Capítulo 2: El jardín

Todas las mañanas observo desde mi ventana un panorama único: un jardín antiguo al que domino con la vista desde un décimo piso. No es un jardín  muy grande –a esta altura se ve como una manzana verde en medio de las demás manzanas edificadas– pero para mí, es el jardín perfecto. Me maravilla mirarlo en cualquiera de las  estaciones del año, y me propongo anotar mis impresiones sobre él porque cada día encuentro alguna novedad, algo distinto en las formas cambiantes, en los contrastes de color y en el ambiente de calma o  bullicio,  que me llama la atención.
Cuando paseo por dentro del jardín las sensaciones no son las mismas: son también interesantes, aunque siempre muy distintas a las que siento desde aquí, a vista de pájaro que vuela a unos treinta metros de altura.

Este jardín se construyó a mediados del siglo XIX para ser habitado por una familia, y tiene los recorridos y la lógica propios de ese uso: una parte clásica y estructurada, con arbustos de recorte y esculturas mitológicas, tiene acceso frontal desde el vestíbulo de entrada, y se ofrece como magnífica vista desde el piso superior del palacete; incluye una galería metálica cubierta de bougainvillea y una rosaleda. Al patio, lugar con mucho encanto y dimensiones domésticas, se accede por la parte derecha del mismo vestíbulo; este patio es la antesala de la zona más boscosa del jardín, que contiene una balsa de grandes dimensiones rodeada de altos árboles.
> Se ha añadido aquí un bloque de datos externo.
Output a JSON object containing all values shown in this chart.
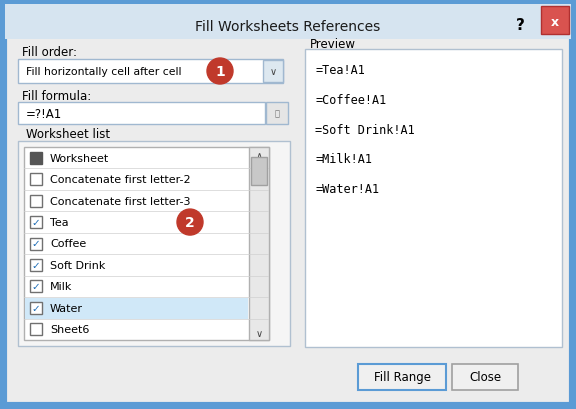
{
  "title": "Fill Worksheets References",
  "bg_color": "#5b9bd5",
  "dialog_bg": "#ececec",
  "fill_order_label": "Fill order:",
  "fill_order_value": "Fill horizontally cell after cell",
  "fill_formula_label": "Fill formula:",
  "fill_formula_value": "=?!A1",
  "worksheet_list_label": "Worksheet list",
  "worksheets": [
    {
      "name": "Worksheet",
      "checked": "square",
      "selected": false
    },
    {
      "name": "Concatenate first letter-2",
      "checked": false,
      "selected": false
    },
    {
      "name": "Concatenate first letter-3",
      "checked": false,
      "selected": false
    },
    {
      "name": "Tea",
      "checked": true,
      "selected": false
    },
    {
      "name": "Coffee",
      "checked": true,
      "selected": false
    },
    {
      "name": "Soft Drink",
      "checked": true,
      "selected": false
    },
    {
      "name": "Milk",
      "checked": true,
      "selected": false
    },
    {
      "name": "Water",
      "checked": true,
      "selected": true
    },
    {
      "name": "Sheet6",
      "checked": false,
      "selected": false
    }
  ],
  "preview_label": "Preview",
  "preview_lines": [
    "=Tea!A1",
    "=Coffee!A1",
    "=Soft Drink!A1",
    "=Milk!A1",
    "=Water!A1"
  ],
  "btn1_label": "Fill Range",
  "btn2_label": "Close",
  "circle_color": "#c0392b",
  "close_btn_color": "#d9534f",
  "check_color": "#1a6bb5",
  "selected_row_color": "#d0e8f8",
  "scrollbar_color": "#c8c8c8",
  "border_color": "#8aabcf",
  "input_border": "#a0b8d0"
}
Por último, la  montañita con gruta, de carácter romántico, formando el fondo escénico. Las demás partes, anexas a este esquema, se ampliaron cuando se convirtió en jardín público.
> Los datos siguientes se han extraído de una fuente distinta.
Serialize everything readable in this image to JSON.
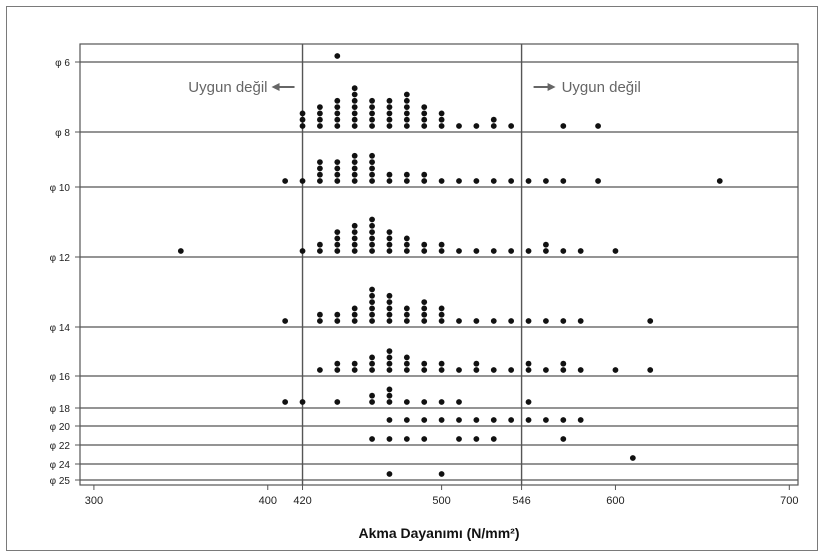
{
  "chart_data": {
    "type": "scatter",
    "title": "",
    "xlabel": "Akma Dayanımı (N/mm²)",
    "xlim": [
      292,
      705
    ],
    "x_ticks": [
      300,
      400,
      420,
      500,
      546,
      600,
      700
    ],
    "threshold_lines": [
      420,
      546
    ],
    "annotations": [
      {
        "text": "Uygun değil",
        "side": "left"
      },
      {
        "text": "Uygun değil",
        "side": "right"
      }
    ],
    "grid": "horizontal row separators",
    "point_style": "stacked dots, one dot per observation",
    "series": [
      {
        "name": "φ 6",
        "stacks": [
          [
            440,
            1
          ]
        ]
      },
      {
        "name": "φ 8",
        "stacks": [
          [
            420,
            3
          ],
          [
            430,
            4
          ],
          [
            440,
            5
          ],
          [
            450,
            7
          ],
          [
            460,
            5
          ],
          [
            470,
            5
          ],
          [
            480,
            6
          ],
          [
            490,
            4
          ],
          [
            500,
            3
          ],
          [
            510,
            1
          ],
          [
            520,
            1
          ],
          [
            530,
            2
          ],
          [
            540,
            1
          ],
          [
            570,
            1
          ],
          [
            590,
            1
          ]
        ]
      },
      {
        "name": "φ 10",
        "stacks": [
          [
            410,
            1
          ],
          [
            420,
            1
          ],
          [
            430,
            4
          ],
          [
            440,
            4
          ],
          [
            450,
            5
          ],
          [
            460,
            5
          ],
          [
            470,
            2
          ],
          [
            480,
            2
          ],
          [
            490,
            2
          ],
          [
            500,
            1
          ],
          [
            510,
            1
          ],
          [
            520,
            1
          ],
          [
            530,
            1
          ],
          [
            540,
            1
          ],
          [
            550,
            1
          ],
          [
            560,
            1
          ],
          [
            570,
            1
          ],
          [
            590,
            1
          ],
          [
            660,
            1
          ]
        ]
      },
      {
        "name": "φ 12",
        "stacks": [
          [
            350,
            1
          ],
          [
            420,
            1
          ],
          [
            430,
            2
          ],
          [
            440,
            4
          ],
          [
            450,
            5
          ],
          [
            460,
            6
          ],
          [
            470,
            4
          ],
          [
            480,
            3
          ],
          [
            490,
            2
          ],
          [
            500,
            2
          ],
          [
            510,
            1
          ],
          [
            520,
            1
          ],
          [
            530,
            1
          ],
          [
            540,
            1
          ],
          [
            550,
            1
          ],
          [
            560,
            2
          ],
          [
            570,
            1
          ],
          [
            580,
            1
          ],
          [
            600,
            1
          ]
        ]
      },
      {
        "name": "φ 14",
        "stacks": [
          [
            410,
            1
          ],
          [
            430,
            2
          ],
          [
            440,
            2
          ],
          [
            450,
            3
          ],
          [
            460,
            6
          ],
          [
            470,
            5
          ],
          [
            480,
            3
          ],
          [
            490,
            4
          ],
          [
            500,
            3
          ],
          [
            510,
            1
          ],
          [
            520,
            1
          ],
          [
            530,
            1
          ],
          [
            540,
            1
          ],
          [
            550,
            1
          ],
          [
            560,
            1
          ],
          [
            570,
            1
          ],
          [
            580,
            1
          ],
          [
            620,
            1
          ]
        ]
      },
      {
        "name": "φ 16",
        "stacks": [
          [
            430,
            1
          ],
          [
            440,
            2
          ],
          [
            450,
            2
          ],
          [
            460,
            3
          ],
          [
            470,
            4
          ],
          [
            480,
            3
          ],
          [
            490,
            2
          ],
          [
            500,
            2
          ],
          [
            510,
            1
          ],
          [
            520,
            2
          ],
          [
            530,
            1
          ],
          [
            540,
            1
          ],
          [
            550,
            2
          ],
          [
            560,
            1
          ],
          [
            570,
            2
          ],
          [
            580,
            1
          ],
          [
            600,
            1
          ],
          [
            620,
            1
          ]
        ]
      },
      {
        "name": "φ 18",
        "stacks": [
          [
            410,
            1
          ],
          [
            420,
            1
          ],
          [
            440,
            1
          ],
          [
            460,
            2
          ],
          [
            470,
            3
          ],
          [
            480,
            1
          ],
          [
            490,
            1
          ],
          [
            500,
            1
          ],
          [
            510,
            1
          ],
          [
            550,
            1
          ]
        ]
      },
      {
        "name": "φ 20",
        "stacks": [
          [
            470,
            1
          ],
          [
            480,
            1
          ],
          [
            490,
            1
          ],
          [
            500,
            1
          ],
          [
            510,
            1
          ],
          [
            520,
            1
          ],
          [
            530,
            1
          ],
          [
            540,
            1
          ],
          [
            550,
            1
          ],
          [
            560,
            1
          ],
          [
            570,
            1
          ],
          [
            580,
            1
          ]
        ]
      },
      {
        "name": "φ 22",
        "stacks": [
          [
            460,
            1
          ],
          [
            470,
            1
          ],
          [
            480,
            1
          ],
          [
            490,
            1
          ],
          [
            510,
            1
          ],
          [
            520,
            1
          ],
          [
            530,
            1
          ],
          [
            570,
            1
          ]
        ]
      },
      {
        "name": "φ 24",
        "stacks": [
          [
            610,
            1
          ]
        ]
      },
      {
        "name": "φ 25",
        "stacks": [
          [
            470,
            1
          ],
          [
            500,
            1
          ]
        ]
      }
    ]
  }
}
Hoy es uno de esos días quietos, de sol fuerte; la calma del jardín sólo se ve perturbada por  el vuelo de los pájaros de copa a copa de los árboles y por el paso de algún que otro visitante tranquilo que puedo intuir, porque desde aquí entreveo los colores de sus ropas en movimiento.
Es un sábado, y supongo que más tarde habrá alguna boda. El  palacete del jardín –que en otro tiempo fue residencia de verano de un rico valenciano que hizo fortuna con el comercio de la seda– se utiliza actualmente  para celebrar bodas civiles. Muchos fines de semana, sobre todo en primavera, se reúnen aquí los novios con sus familiares e invitados y el jardín adquiere un aspecto festivo que lo hace diferente. Hoy aún no han llegado, y la calma que irradia me ha animado a contemplarlo y describir mis sensaciones.
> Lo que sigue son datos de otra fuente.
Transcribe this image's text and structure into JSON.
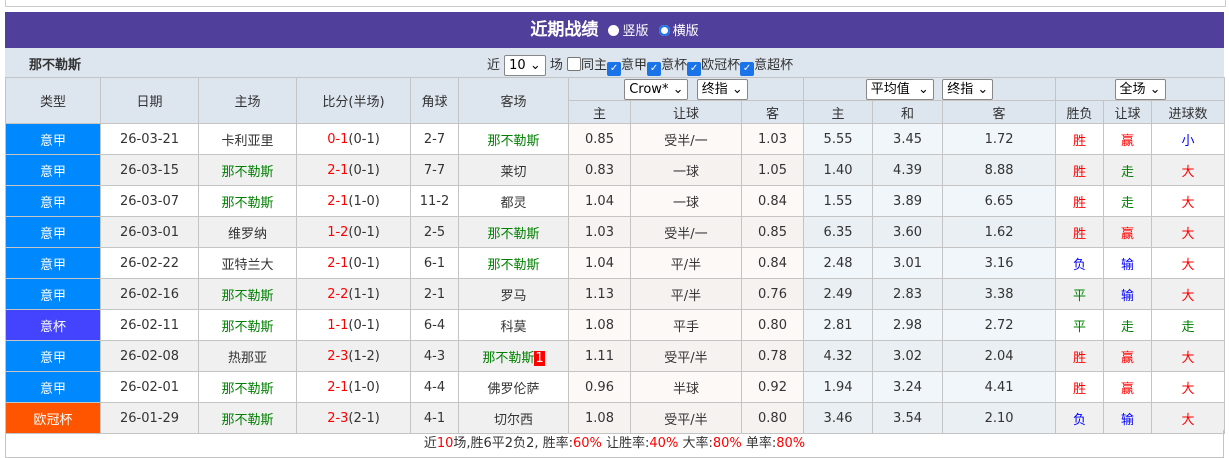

Una de las ventajas que tiene mirar desde mi ventana, es que siempre puedo ver el jardín verde. Su estructura vegetal, sabiamente dispuesta, es principalmente de coníferas: pinos, cipreses, tejos, y alguna palmera.
También los setos bajos son perennes, y esto supone que el jardín nunca ofrece un aspecto de desnudez. Cuando en invierno lo miro, es bello así como está; pero al llegar la primavera empiezan a estallar, unos tras otros, los brotes de los diferentes árboles caducifolios que contiene, provocando llamativos contrastes de color, entre sí y con los perennes.
Todos los verdes distintos ofrecen un espectáculo nuevo y cambiante por días: me parece una belleza. Claro, que el concepto de belleza es relativo: una cosa es más o menos bella en comparación con otras. Y también es cierto que el concepto varía según el tiempo y el lugar. Pero aún así, creo que la armonía entre las distintas zonas de este jardín es, quizás, la parte más importante de su belleza, y la evolución cronológica de la vegetación, los cambios espontáneos que se producen día a día, de manera casi imperceptible, hacen el resto.